For far too long, governments and the energy industry have sat back passively and allowed coordinated groups plotting the speedy demise of oil and gas to strike first and take advantage of the poverty and desperation many on-reserve Indigenous people experience.As a result, some of our youth looking for meaning in their lives have become activists against – rather than advocates for – responsible oil and gas development.Instead of putting on work boots and making a good living from the sector, some young people are paid by ENGOs to protest at blockades and aggressively challenge authorities.

These acts of defiance give those who want to shut down the industry the distortion they are looking for to make it appear there is widespread Indigenous opposition to oil and gas. This is despite the extensive support the vast majority of Indigenous communities and leadership have towards these projects.

This is a travesty considering the incredible opportunity the energy sector offers to pull our next generation out of poverty and what our people can do to help change the global image of Canada’s energy sector.

Indigenous workers earn, on average, more than twice as much in oil and gas jobs as they do in other industries – nearly $98,000 versus $44,000 according to 2018 Statistics Canada data.

Extensive research work by the Canadian Energy Centre analyzing the positions of some 250 First Nations in B.C. and Alberta likely to be impacted by oil and gas development found that a significant number were in either in support or offered no objection, compared to a mere handful that were opposed.

Yet, despite an increasing level of Indigenous partnerships on major projects and bids for by some First Nations leaders to take majority stakes in projects such as the Trans Mountain Pipeline, the sector continues to lose the reputation war when it comes to perceived Indigenous support.

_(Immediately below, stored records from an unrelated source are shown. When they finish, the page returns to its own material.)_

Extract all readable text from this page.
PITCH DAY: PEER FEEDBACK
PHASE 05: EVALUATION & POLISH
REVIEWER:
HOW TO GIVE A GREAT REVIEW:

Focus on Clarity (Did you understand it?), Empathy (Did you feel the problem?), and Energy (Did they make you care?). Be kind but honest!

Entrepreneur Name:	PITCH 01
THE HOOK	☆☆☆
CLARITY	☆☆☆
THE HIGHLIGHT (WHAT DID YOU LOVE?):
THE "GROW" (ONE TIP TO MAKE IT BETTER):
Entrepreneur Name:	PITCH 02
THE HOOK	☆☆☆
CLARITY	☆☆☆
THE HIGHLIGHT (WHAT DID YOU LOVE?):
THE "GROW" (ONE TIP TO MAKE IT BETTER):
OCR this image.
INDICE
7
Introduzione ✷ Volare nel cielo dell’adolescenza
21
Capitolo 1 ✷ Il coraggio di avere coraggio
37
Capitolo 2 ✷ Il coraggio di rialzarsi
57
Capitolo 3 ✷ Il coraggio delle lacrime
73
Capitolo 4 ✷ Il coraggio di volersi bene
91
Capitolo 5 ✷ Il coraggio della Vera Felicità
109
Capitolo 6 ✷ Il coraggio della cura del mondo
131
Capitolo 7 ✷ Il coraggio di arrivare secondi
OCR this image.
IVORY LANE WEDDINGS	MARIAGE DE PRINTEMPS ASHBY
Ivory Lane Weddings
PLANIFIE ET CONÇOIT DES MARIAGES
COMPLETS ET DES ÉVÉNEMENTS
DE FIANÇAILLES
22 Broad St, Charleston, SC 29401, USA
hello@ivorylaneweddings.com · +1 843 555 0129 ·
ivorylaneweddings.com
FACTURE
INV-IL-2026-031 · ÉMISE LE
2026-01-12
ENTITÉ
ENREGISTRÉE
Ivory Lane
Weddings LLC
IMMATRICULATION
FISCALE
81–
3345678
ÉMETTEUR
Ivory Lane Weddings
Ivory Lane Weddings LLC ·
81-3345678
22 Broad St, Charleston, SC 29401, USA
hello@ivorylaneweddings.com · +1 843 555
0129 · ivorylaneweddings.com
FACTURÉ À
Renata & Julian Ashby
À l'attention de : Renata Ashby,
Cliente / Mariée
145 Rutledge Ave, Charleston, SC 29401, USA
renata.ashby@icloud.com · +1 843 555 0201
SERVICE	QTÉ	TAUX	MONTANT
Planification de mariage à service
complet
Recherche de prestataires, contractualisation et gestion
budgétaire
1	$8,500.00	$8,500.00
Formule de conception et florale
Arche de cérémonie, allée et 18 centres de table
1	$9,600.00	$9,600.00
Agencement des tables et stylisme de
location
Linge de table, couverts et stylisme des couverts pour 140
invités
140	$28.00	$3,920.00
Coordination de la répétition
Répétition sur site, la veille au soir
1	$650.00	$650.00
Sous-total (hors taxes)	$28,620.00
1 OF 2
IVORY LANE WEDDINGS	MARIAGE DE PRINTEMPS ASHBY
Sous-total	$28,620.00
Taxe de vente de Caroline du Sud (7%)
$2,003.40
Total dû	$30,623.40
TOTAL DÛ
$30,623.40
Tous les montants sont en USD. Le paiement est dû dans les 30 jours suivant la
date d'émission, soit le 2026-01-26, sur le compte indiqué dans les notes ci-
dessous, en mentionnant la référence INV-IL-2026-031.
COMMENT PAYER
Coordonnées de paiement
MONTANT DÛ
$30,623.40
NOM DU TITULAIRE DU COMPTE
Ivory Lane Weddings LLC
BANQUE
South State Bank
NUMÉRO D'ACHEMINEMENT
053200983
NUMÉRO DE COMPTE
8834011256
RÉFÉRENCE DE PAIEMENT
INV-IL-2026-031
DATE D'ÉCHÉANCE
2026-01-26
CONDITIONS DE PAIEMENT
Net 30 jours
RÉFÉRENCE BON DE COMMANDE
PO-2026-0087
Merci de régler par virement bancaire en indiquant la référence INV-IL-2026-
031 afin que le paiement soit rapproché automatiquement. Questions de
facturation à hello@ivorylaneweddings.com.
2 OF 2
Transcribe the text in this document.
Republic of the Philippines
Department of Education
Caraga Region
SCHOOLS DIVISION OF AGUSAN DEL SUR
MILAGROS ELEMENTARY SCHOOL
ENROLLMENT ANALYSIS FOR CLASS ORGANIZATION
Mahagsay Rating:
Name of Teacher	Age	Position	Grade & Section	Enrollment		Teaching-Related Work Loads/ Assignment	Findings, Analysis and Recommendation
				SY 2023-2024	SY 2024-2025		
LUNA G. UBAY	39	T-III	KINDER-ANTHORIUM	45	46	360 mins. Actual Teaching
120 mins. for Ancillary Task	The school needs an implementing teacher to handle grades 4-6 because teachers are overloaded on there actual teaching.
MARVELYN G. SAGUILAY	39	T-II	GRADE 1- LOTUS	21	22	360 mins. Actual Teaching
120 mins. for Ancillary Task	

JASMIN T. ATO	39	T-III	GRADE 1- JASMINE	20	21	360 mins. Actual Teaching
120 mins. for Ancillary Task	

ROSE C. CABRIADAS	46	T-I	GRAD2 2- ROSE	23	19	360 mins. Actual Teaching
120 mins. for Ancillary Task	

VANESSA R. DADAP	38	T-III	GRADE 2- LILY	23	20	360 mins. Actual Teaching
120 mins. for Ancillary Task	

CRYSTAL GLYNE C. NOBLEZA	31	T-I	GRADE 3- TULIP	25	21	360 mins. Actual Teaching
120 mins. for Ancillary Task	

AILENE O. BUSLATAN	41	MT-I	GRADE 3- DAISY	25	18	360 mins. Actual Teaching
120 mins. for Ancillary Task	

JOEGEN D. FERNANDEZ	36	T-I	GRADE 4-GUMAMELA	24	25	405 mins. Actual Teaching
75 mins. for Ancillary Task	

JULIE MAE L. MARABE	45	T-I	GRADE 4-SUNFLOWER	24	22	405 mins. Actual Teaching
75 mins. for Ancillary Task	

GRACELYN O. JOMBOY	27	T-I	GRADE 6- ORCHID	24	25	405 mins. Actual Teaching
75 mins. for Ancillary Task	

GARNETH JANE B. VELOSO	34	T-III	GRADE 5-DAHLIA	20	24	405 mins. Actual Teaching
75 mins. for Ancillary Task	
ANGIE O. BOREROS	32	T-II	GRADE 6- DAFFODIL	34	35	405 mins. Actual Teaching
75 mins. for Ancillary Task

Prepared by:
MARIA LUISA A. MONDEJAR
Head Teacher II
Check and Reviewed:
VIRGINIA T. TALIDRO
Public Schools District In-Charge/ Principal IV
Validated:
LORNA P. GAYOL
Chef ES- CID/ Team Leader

That is why, it is vital Indigenous opportunity and community advocacy be at the heart of a new strategy to “rebrand” Canada’s energy sector identified in the anti-energy inquiry led by Commissioner Steve Allan.

Make no mistake, good work has been done through such things as the creation of the Alberta Indigenous Opportunities Corporation, work of the Indian Resource Council, improved efforts by companies to consult meaningfully and offer more opportunity to communities and dozens of well researched, well-written pieces and Indigenous advocacy work by groups such as the Canadian Energy Centre.

However, we are all – as the report suggests – still working in too much of a silo to be able to win this information war.

It is time for a much more sophisticated strategy that matches the efforts of the sector’s detractors and brings greater synchronicity and purpose to all of our efforts to demonstrate to the world we are committed partners in prosperity.

I am convinced we have the right organizations who can get this done. However, a successful energy “rebrand” means we must work with the same urgency of those who are trying to shut us down.

The Canadian Energy Centre is vital to this effort.

You can be assured that the majority of Indigenous leaders in this country are willing and prepared to stand united with our partners for the reputation of our energy sector.

Dale Swampy is a member of the Samson Cree Nation and President of the National Coalition of Chiefs.